Who is invoice factoring for?

It is easier for smaller businesses to access factoring than discounting. As the lender takes over the collection process, the risk is lowered. It can also be beneficial for smaller companies as by selling their outstanding invoices, the admin of chasing payment is taken out of their hands. 

What is invoice discounting?

With invoice discounting, rather than selling invoices to a third party, a financier will lend a business a % of the value of their unpaid invoices. That loan is repaid when the invoice is paid. It works like an overdraft against the invoices with the amount available rising and falling as invoices are paid and raised. 

The business retains control of collections and the customer pays them as normal. Therefore invoice discounting  is often non-disclosed or confidential, meaning the customer is unaware that their invoices have been financed. 

Advance rates tend to be lower - usually around 80-85% - as it is a riskier proposition for the lender. It is available for more established businesses - compared to invoice factoring. To those with a more consistent customer base and a collection department. Facilities are often $100k+ - invoice factoring can be much smaller. 

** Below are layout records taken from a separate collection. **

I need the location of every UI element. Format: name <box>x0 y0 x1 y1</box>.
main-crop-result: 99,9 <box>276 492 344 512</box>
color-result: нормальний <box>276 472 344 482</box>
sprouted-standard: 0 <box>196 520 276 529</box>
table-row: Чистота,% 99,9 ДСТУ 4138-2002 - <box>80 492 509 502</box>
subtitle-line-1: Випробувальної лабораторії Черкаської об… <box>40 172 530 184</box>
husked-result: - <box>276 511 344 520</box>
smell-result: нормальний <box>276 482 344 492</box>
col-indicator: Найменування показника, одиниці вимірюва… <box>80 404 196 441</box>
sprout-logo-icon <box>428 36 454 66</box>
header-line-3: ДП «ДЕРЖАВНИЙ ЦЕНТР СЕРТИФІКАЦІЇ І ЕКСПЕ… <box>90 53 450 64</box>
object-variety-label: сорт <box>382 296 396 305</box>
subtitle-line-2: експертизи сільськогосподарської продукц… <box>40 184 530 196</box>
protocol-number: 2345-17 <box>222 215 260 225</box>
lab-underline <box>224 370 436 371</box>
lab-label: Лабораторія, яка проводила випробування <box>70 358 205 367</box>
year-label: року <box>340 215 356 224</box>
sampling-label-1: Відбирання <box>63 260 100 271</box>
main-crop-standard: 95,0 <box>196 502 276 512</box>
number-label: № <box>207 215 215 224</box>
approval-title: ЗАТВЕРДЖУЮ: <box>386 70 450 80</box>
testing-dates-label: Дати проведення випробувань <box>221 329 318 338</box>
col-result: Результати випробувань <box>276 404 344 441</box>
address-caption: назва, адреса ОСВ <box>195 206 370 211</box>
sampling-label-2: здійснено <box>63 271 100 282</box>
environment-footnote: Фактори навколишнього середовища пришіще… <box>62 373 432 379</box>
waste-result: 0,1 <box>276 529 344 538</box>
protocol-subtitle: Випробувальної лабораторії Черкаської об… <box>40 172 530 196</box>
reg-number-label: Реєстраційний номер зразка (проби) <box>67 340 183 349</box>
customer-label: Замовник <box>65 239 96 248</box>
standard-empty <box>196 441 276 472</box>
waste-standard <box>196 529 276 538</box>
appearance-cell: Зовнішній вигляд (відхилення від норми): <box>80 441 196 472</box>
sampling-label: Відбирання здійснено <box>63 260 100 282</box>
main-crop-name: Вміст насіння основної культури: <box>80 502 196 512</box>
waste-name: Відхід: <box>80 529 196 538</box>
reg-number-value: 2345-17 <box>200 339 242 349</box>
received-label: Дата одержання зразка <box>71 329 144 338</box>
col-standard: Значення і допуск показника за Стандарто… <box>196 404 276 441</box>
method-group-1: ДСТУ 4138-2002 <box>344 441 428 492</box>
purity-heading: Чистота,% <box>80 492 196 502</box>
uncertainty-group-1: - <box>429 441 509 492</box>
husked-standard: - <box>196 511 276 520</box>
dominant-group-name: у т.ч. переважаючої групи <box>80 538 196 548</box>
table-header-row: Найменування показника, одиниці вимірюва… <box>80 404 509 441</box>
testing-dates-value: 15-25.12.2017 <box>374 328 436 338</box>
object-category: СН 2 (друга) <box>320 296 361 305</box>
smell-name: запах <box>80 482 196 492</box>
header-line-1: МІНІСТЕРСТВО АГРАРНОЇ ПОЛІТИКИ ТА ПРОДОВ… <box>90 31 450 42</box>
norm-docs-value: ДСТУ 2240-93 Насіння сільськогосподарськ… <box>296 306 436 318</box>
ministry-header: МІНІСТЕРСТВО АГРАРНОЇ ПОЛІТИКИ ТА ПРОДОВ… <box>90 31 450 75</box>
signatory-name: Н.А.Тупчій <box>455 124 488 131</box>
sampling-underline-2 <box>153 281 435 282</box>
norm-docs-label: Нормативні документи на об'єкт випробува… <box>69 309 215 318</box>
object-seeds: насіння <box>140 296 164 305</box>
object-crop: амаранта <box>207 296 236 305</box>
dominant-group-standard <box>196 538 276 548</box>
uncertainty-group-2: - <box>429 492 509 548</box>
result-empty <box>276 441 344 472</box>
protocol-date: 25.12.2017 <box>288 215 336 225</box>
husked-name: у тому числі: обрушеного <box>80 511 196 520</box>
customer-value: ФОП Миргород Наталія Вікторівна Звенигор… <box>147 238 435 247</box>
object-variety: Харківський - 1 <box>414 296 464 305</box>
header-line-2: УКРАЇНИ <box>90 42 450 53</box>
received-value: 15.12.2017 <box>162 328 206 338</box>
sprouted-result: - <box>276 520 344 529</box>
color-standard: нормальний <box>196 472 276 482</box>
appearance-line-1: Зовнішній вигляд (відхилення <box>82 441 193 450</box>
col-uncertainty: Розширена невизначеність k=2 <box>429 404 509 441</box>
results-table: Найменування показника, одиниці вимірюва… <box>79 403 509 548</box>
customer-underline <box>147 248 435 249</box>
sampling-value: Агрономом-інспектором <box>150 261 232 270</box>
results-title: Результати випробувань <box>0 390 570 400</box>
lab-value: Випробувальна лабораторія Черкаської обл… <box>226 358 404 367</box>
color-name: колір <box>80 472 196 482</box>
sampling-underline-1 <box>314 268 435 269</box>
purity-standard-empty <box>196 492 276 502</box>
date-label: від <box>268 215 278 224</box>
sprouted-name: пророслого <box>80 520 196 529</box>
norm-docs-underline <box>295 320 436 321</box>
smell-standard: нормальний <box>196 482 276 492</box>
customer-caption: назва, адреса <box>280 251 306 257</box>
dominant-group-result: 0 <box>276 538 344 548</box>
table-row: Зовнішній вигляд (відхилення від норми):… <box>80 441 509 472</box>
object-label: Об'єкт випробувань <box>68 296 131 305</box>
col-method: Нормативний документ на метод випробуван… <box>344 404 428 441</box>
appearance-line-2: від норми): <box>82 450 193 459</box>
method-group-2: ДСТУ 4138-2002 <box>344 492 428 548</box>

Invoice discounting vs invoice factoring: the pros and cons

Invoice factoring

Table Example
Pros Cons
Greater accessibility - used by small businesses without collections departments Disclosed arrangement - allowing a third party to speak to customers could hurt relationships and reputation
Higher upfront payment - 95% Higher costs as credit control are included
Less time and effort required- no chasing or credit control
Less approval criteria  - with invoice discounting clients will be credit checked

Invoice discounting

Table Example
Pros Cons
Confidential - your clients won’t know about your need for financing Less accessibility - requires a track record of timely collection and usually a minimum turnover
Lower costs - it doesn’t include credit control Lower upfront - 85%
Works like an overdraft - you can use it again and again as you raise more invoices More time and effort required - will require a collections department 
Less approval criteria  - with invoice discounting clients will be credit checked

What are the main differences: Invoice factoring vs invoice discounting

So in summary the key differences between invoice discounting vs factoring are as follows:

Invoice discounting: a loan against invoices, where the business remains in control of collections. Often a confidential arrangement. 

Invoice factoring: where the invoices are sold outright to a lender who takes over collections. As such, it is a disclosed arrangement.